When bus 142 appeared on the side of the trail, seemingly out of thin air I was quite startled […] but somehow wasn’t ready to be there yet. I paused on the edge of the clearing for a moment, then again in the doorway, trying to take everything in. Even though I’d never been there before, it was very familiar – from the description in the book, the movie and also from the pictures I’ve seen online.

I thought The Magic Bus would be a quiet, sad place to spend time – I was quite surprised to find the opposite was the case.

Desecration of the bus

It seems some visitors don't respect this ‘mausoleum’. Fairbanks, Alaska blogger Ed Plumb describes this in his blog The Edventures. About his second visit to the bus, he wrote:

So we arrived at the bus to find it in complete disarray. A handful of windows had been bashed in, broken glass was scattered about, and most of the items in the bus had been overturned. Garbage was strewn all around the perimiter and into the adjacent stand of spruce trees.

Of course, the bus doesn't only attract fearless adventurers or spoilers. Painter and blogger Heather Horton exhibits a painting on her website inspired by her visit to the bus:

"Fairbanks Bus 142", courtesy of Heather Horton

"Fairbanks Bus 142", courtesy of Heather Horton

Chris McCandless was on my mind when I worked on this painting as much as he was when I was actually at the bus. Fortunately I took a lot of photo reference which helps to bring the emotions and memories back in a flood.

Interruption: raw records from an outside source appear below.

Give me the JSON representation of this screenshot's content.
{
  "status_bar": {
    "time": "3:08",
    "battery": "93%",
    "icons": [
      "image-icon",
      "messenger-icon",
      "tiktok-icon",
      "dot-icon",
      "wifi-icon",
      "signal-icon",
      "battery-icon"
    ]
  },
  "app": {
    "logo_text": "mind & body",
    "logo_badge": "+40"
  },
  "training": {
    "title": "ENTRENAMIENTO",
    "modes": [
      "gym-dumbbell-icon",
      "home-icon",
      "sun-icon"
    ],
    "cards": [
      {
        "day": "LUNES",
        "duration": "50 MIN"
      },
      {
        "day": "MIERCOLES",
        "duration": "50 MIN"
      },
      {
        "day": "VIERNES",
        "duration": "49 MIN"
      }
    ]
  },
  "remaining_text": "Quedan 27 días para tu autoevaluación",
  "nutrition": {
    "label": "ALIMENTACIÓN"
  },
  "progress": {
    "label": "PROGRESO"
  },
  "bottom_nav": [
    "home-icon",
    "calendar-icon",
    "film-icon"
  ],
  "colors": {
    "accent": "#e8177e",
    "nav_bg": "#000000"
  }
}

I thought of the 113 days he spent at the bus, what he might have thought about, the windows he looked through, the reflections he saw within himself as much as through the panes of glass. This painting is the beginning of my own journey by examining where he experienced the last, fateful part of his own odyssey.

Unfortunately, these numerous expeditions can be a strain on the local community when costly rescue missions are involved. Consequently, there has been talk among Alaskans of one day moving the “Magic Bus” to somewhere that would be easier for visitors to access.